Not fun. Oftentimes, these same people tell me that the first thing they did was to pick up the phone, call the collection agent or collection attorney in many cases and try to work out a payment plan or settlement agreement. This is WRONG, WRONG, WRONG.

Once you have been served a summons, this means that the collection agency is SUING YOU. You are being sued and the collection agency is now the Plaintiff and you are the Defendant. Any and ALL communication with the Plaintiff should be done via written correspondence only.

It's too late for "I'll send you $50 buck a month, I promise." Way too late. Now is the time to take responsibility for your financial future and face your fears (debt) head on. Even if the collector was to agree to a payment plan, they cannot be trusted. While you are "working it out" they could be in the process of putting a lien on your property and searching for your bank account information in order to seize your assets.

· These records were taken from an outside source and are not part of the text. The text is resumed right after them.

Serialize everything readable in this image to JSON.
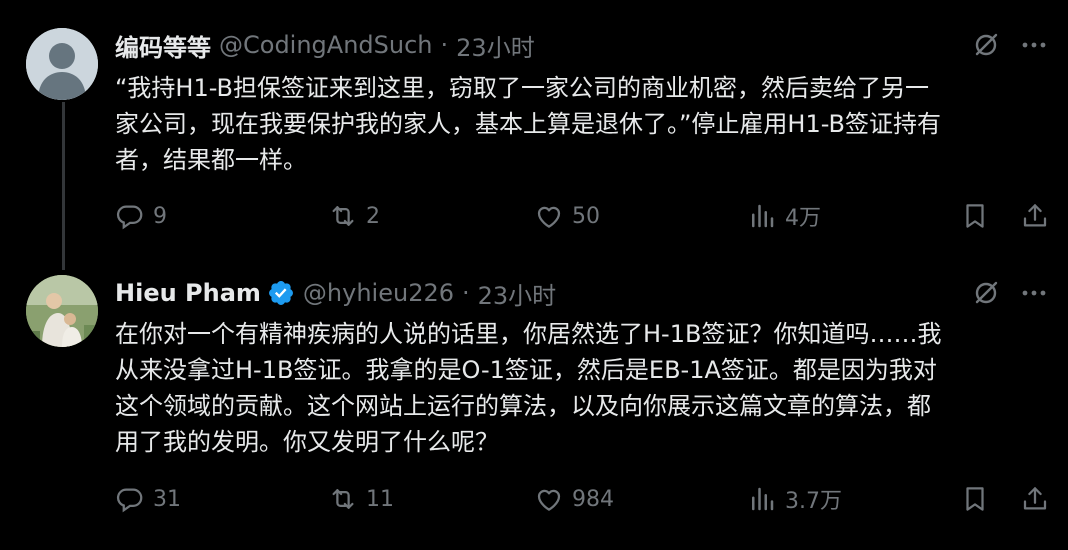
{
  "tweets": [
    {
      "author": {
        "display_name": "编码等等",
        "handle": "@CodingAndSuch",
        "verified": false,
        "avatar": "default-avatar"
      },
      "time": "23小时",
      "separator": "·",
      "text": "“我持H1-B担保签证来到这里，窃取了一家公司的商业机密，然后卖给了另一\n家公司，现在我要保护我的家人，基本上算是退休了。”停止雇用H1-B签证持有\n者，结果都一样。",
      "stats": {
        "replies": "9",
        "retweets": "2",
        "likes": "50",
        "views": "4万"
      }
    },
    {
      "author": {
        "display_name": "Hieu Pham",
        "handle": "@hyhieu226",
        "verified": true,
        "avatar": "photo-avatar"
      },
      "time": "23小时",
      "separator": "·",
      "text": "在你对一个有精神疾病的人说的话里，你居然选了H-1B签证？你知道吗……我\n从来没拿过H-1B签证。我拿的是O-1签证，然后是EB-1A签证。都是因为我对\n这个领域的贡献。这个网站上运行的算法，以及向你展示这篇文章的算法，都\n用了我的发明。你又发明了什么呢？",
      "stats": {
        "replies": "31",
        "retweets": "11",
        "likes": "984",
        "views": "3.7万"
      }
    }
  ],
  "colors": {
    "background": "#000000",
    "text": "#e7e9ea",
    "muted": "#71767b",
    "verified": "#1d9bf0",
    "thread_line": "#333639"
  },
  "icons": [
    "grok-icon",
    "more-icon",
    "reply-icon",
    "retweet-icon",
    "like-icon",
    "views-icon",
    "bookmark-icon",
    "share-icon",
    "verified-badge-icon"
  ]
}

Here's what you need to do. First of all, DO NOT BE INTIMIDATED. This is difficult, after all I'm sure you feel badly about the debt in the first place and it's probably been haunting you for years. The sad truth is that many of these debt lawsuits are brought about on out-of-statute debt and the collection agencies and debt attorneys are notorious for re-aging the DOLA or Date of Last Activity on your credit report. It's in your best interest to dig up any old credit reports and bank statements to prove the the date of the last payment you made on the defaulted account. If that date is past your state's statute of limitations on open credit card debt, they have the right to try and collect, but they cannot sue you and must drop the lawsuit.

Additionally, very rarely is a debtor sued for the actual amount they owe...penalties, interest, and other assorted fees are generally tacked on to the balance. Make them prove their case!

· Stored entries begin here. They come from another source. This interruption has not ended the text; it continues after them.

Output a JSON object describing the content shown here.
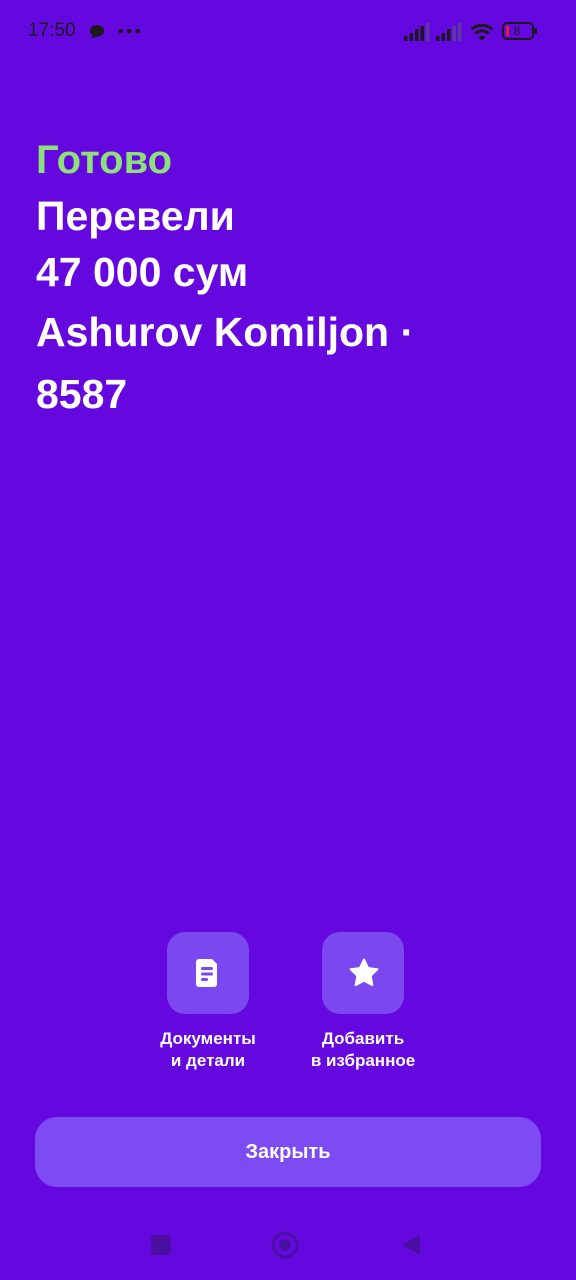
{
  "status_bar": {
    "time": "17:50",
    "battery": "8",
    "icons": [
      "chat-icon",
      "more-icon",
      "signal-icon",
      "signal-icon",
      "wifi-icon",
      "battery-icon"
    ]
  },
  "result": {
    "status": "Готово",
    "line1": "Перевели",
    "amount": "47 000 сум",
    "recipient_line1": "Ashurov Komiljon ·",
    "recipient_line2": "8587"
  },
  "actions": [
    {
      "label_line1": "Документы",
      "label_line2": "и детали",
      "icon": "document-icon"
    },
    {
      "label_line1": "Добавить",
      "label_line2": "в избранное",
      "icon": "star-icon"
    }
  ],
  "close_label": "Закрыть",
  "colors": {
    "background": "#6508E0",
    "accent_green": "#8EE07A",
    "tile": "#7A48EE",
    "button": "#7C4CF2"
  },
  "navbar": {
    "icons": [
      "recents-icon",
      "home-icon",
      "back-icon"
    ]
  }
}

There are many other defenses that can be raised against one of these collectors. The key is that you need to communicate with them through the court system. They don't expect you to fight back, over 96% of debt lawsuits end in default judgment. The chances of them backing off and dropping the lawsuit are HUGE if you take the time to properly format what is called a Notice of Appearance, Answer, and Certificate of Service.

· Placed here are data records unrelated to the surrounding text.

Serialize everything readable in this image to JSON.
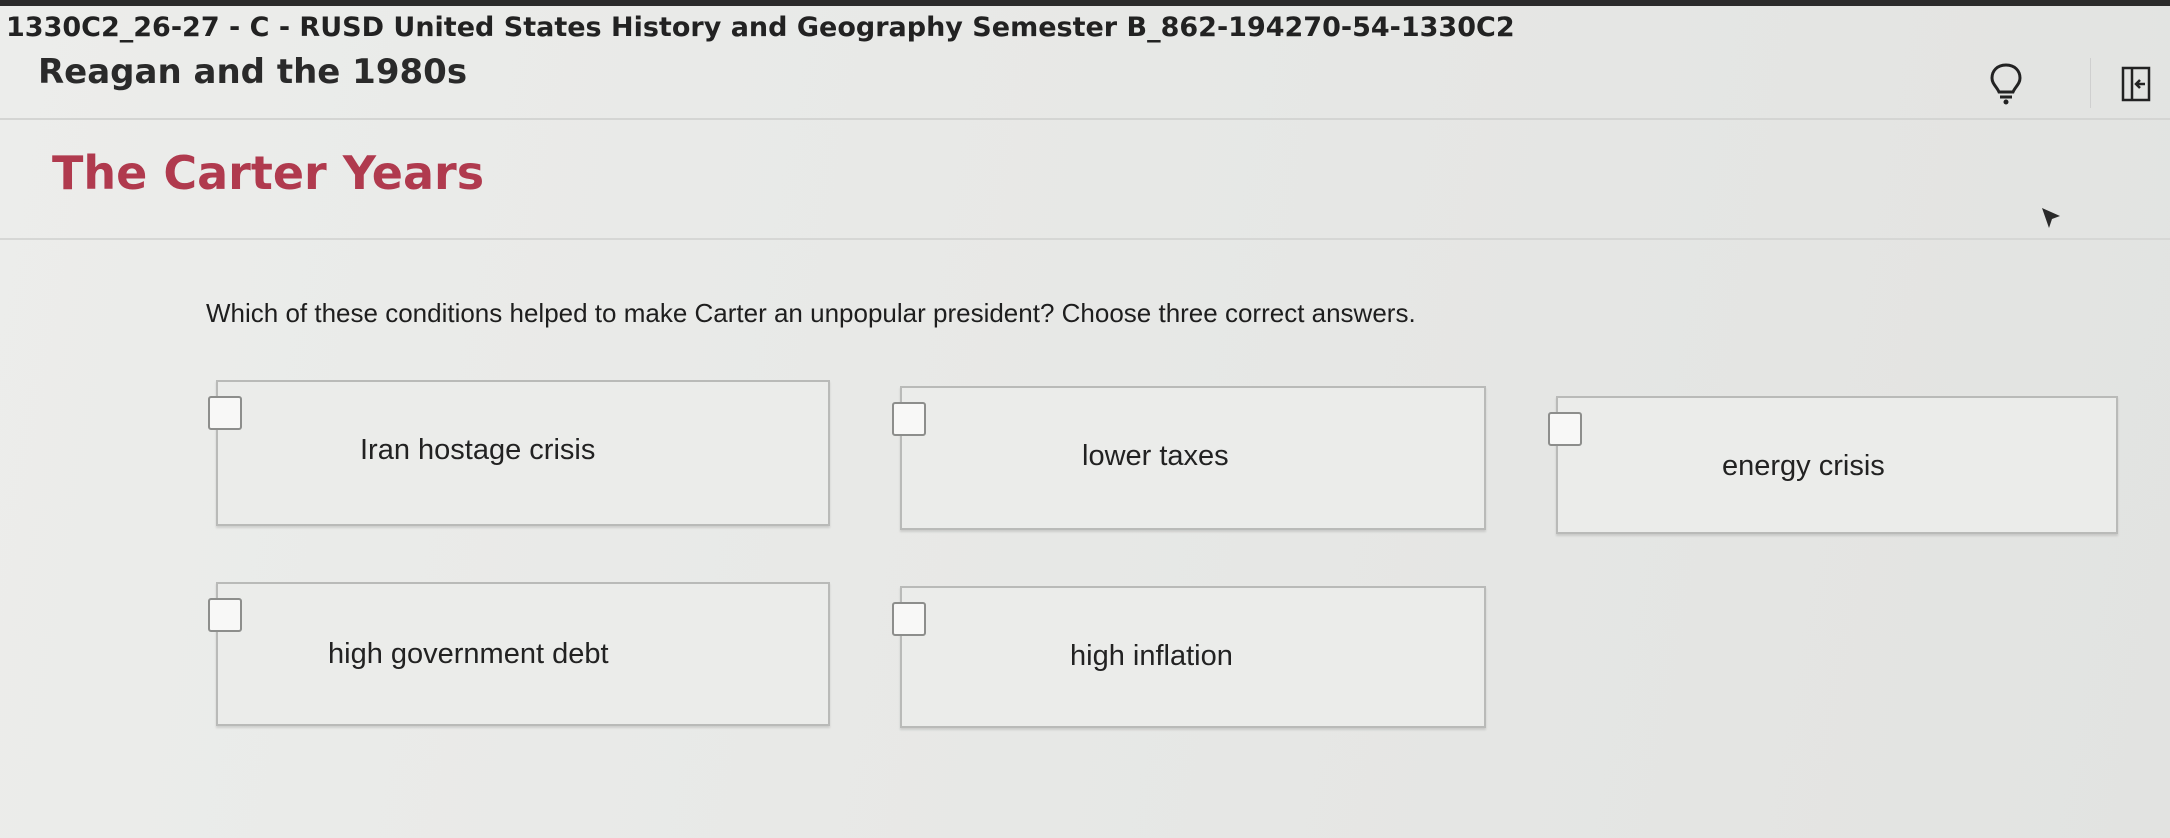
{
  "header": {
    "course_title": "1330C2_26-27 - C - RUSD United States History and Geography Semester B_862-194270-54-1330C2",
    "unit_title": "Reagan and the 1980s",
    "tools": {
      "hint_icon": "lightbulb-icon",
      "exit_icon": "exit-door-icon"
    }
  },
  "section": {
    "title": "The Carter Years"
  },
  "question": {
    "prompt": "Which of these conditions helped to make Carter an unpopular president? Choose three correct answers.",
    "choices": [
      {
        "label": "Iran hostage crisis",
        "checked": false
      },
      {
        "label": "lower taxes",
        "checked": false
      },
      {
        "label": "energy crisis",
        "checked": false
      },
      {
        "label": "high government debt",
        "checked": false
      },
      {
        "label": "high inflation",
        "checked": false
      }
    ]
  },
  "colors": {
    "section_title": "#b03a4e",
    "background": "#e8e9e7",
    "choice_border": "#b9bab8"
  }
}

It takes some time and research to properly file these documents, but it's your financial future at stake. A default judgment can not only freeze your bank account or garnish your wages but it will also ruin your credit for a minimum of 7 years. A few states offer basic templates for the forms you will need to file with the court, a simple Google search should offer up some resources. You can purchase my Word templates from the "E-Document" tab on the top of this page or alternatively there are very helpful people on several internet "debt" message boards who can offer up advice when drafting your own documents.

Additionally, you should fax and mail (certified, return receipt) a Cease & Desist Letter to the creditor informing them that they must communicate you with via written correspondence only and now that they know how to communicate with you they must refrain from contacting any of your neighbors, friends, relatives or employees in an attempt to collect their debt. If they violate your request, you can threaten to sue them for an infraction of the FDCPA (Fair Debt Collection Practices Act) which allows $1,000 for each violation.

Now is the time to action. If you do nothing, the creditors will find your assets and take them. Bottom line. File your Answer and other supporting documents and wait and see. The best that can happen? They won't want to fight you in court and drop the lawsuit (they rarely have the supporting documentation to back up their claims) or you'll receive a courtdate and you'll be given the chance to work out a settlement agreement at that time. Either way you will have avoided a default judgement which is looked upon as poorly as bankruptcy in many cases.

Fight back! You have nothing to lose and everything to gain.